Tony Silva manned a well-stocked grill and rotisserie while Maria mingled with guests wearing green lipstick and tall green boots, a glass of wine cradled in a green necklace-like, crocheted wine glass holder.
She had tried to go to bed early Saturday night but was too excited to sleep. It was tough to get up at 4. “We prefer 8 p.m. games," she said.
They make good time on Sunday mornings. “Our RV is equipped with lights and a siren,” she joked. “I don’t know if I’m supposed to tell you that. They’re green lights.”
She was happy to give a tour of the RV, which was, predictably, decorated from end to end in Eagles paraphernalia, including a prized photo with Eagles owner Jeffrey Lurie, who dropped by one day. The driver’s seat was draped in a Carson Wentz shirt. A Nick Foles shirt was on the passenger side.
They have to buy two season parking passes, at $350 each, for the RV, but Maria Silva doesn’t mind the price. “I love the Eagles. We love the Eagles,” she said. “Plus, the Eagles are the best tailgating team out there. … We like to have fun, and we know our football.”
Not far away, the Kosh family gathered around a smaller version of the fan tailgating dream, a small school bus painted Eagles green. It’s an appropriate vehicle for Ellen Kosh, a seventh-grade teacher at Wissahickon Middle School whose classroom is loaded with signs of Eagles fandom. Her students know, she said, that “if the Eagles lose on Sunday, they’d better hang their heads on Monday.”

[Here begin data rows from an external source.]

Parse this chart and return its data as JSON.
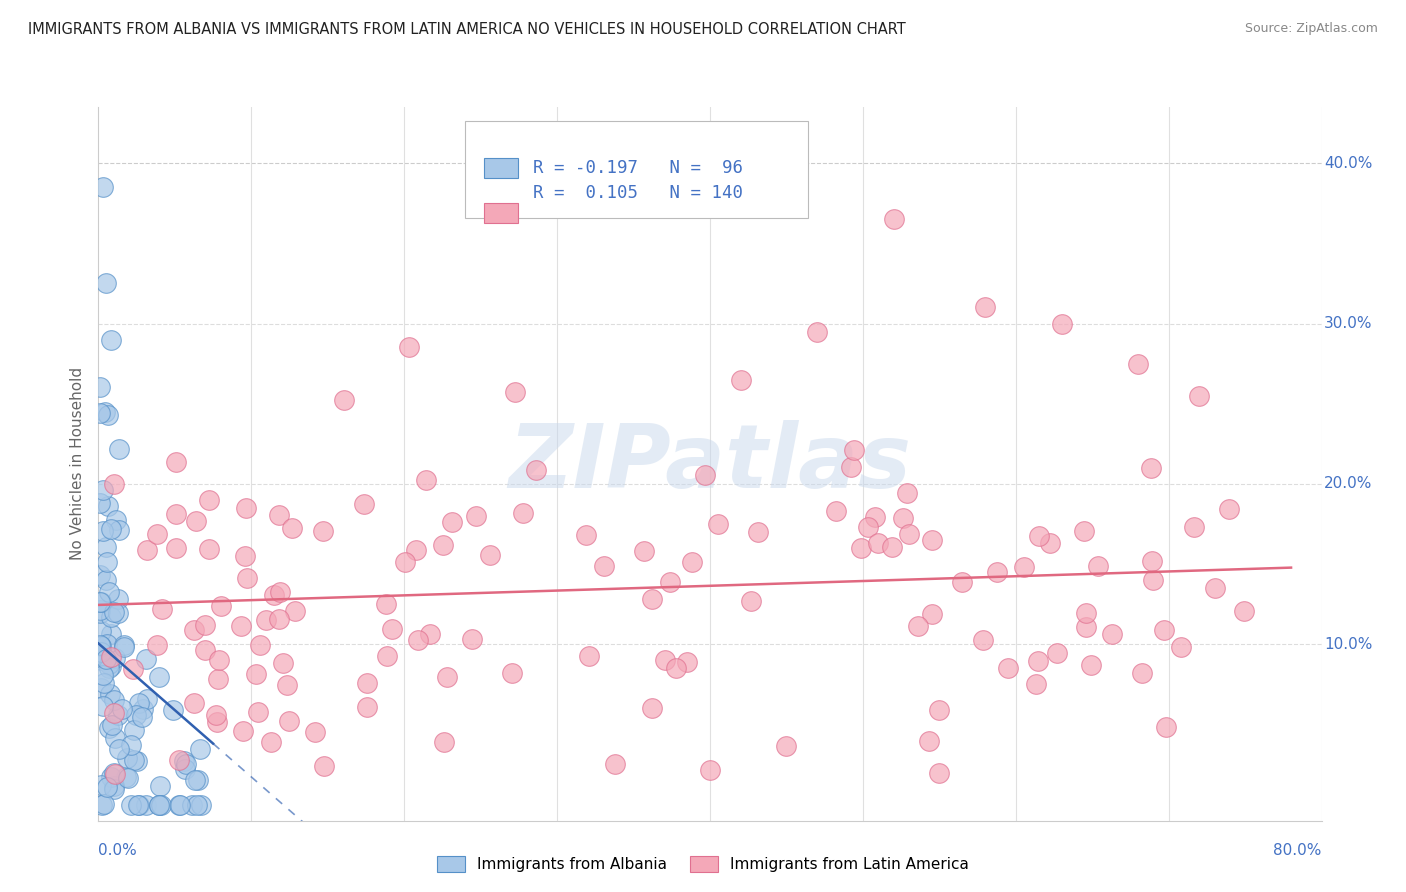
{
  "title": "IMMIGRANTS FROM ALBANIA VS IMMIGRANTS FROM LATIN AMERICA NO VEHICLES IN HOUSEHOLD CORRELATION CHART",
  "source": "Source: ZipAtlas.com",
  "ylabel": "No Vehicles in Household",
  "ytick_vals": [
    0.0,
    0.1,
    0.2,
    0.3,
    0.4
  ],
  "ytick_labels_right": [
    "",
    "10.0%",
    "20.0%",
    "30.0%",
    "40.0%"
  ],
  "xlim": [
    0.0,
    0.8
  ],
  "ylim": [
    -0.01,
    0.435
  ],
  "albania_R": -0.197,
  "albania_N": 96,
  "latam_R": 0.105,
  "latam_N": 140,
  "albania_color": "#a8c8e8",
  "latam_color": "#f4a8b8",
  "albania_edge_color": "#5590c8",
  "latam_edge_color": "#e07090",
  "albania_line_color": "#3060b0",
  "latam_line_color": "#e06880",
  "legend_label_albania": "Immigrants from Albania",
  "legend_label_latam": "Immigrants from Latin America",
  "watermark": "ZIPatlas",
  "background_color": "#ffffff",
  "title_color": "#222222",
  "source_color": "#888888",
  "axis_label_color": "#4472c4",
  "ylabel_color": "#666666"
}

She and her husband, Gabe Kosh, have been tailgating since 2003. “It’s like a big party,” he said. “It’s eight parties a year and then, if we get lucky, we have the playoffs.”
They expected 40 to 50 people to drop by Sunday morning for a spread that started with French toast casserole.
“We’ve planned births around this,” Ellen Kosh said. “We’ve planned weddings around this.”
Their son Brian and his wife, Ashley, were among Sunday’s revelers. They got married in 2014 during a bye week. The Eagles’ pep band came to their ceremony.
In the M lot, a bit farther from the Linc, the crowd was a little younger and louder.
Ron and Sherray Hoggard, both 38, from Hockessin, Del., like the excitement there and have tried to get into the M or N lots in the five years they’ve been tailgating. Usually, 20 or 30 of their friends join them during the early games. The numbers drop off later in the season as temperatures fall.
They arrived by 7, eager to soak in some Eagles enthusiasm (which fans would contend helped power the Eagles to come from behind to beat the Washington Redskins, 32-27). It’s hard to find in Delaware. “It’s just the love of the Eagles, just coming out here and being able to be amongst the fans,” Ron Hoggard said.
He was wearing green-and-white Nikes, green-and-white pants, and an Eagles hat while his wife was in more staid black.
“She’s a bigger Eagles fan than me,” he said. “That should not be understated because that’s why we got married.”
By a little after 10 a.m., they were already thinking of breaking down their tailgating gear because they’d been asked to hold the flag during the game.
For Mother’s Day, he bought her a cute little tent to hide a potty. “I cried,” she said.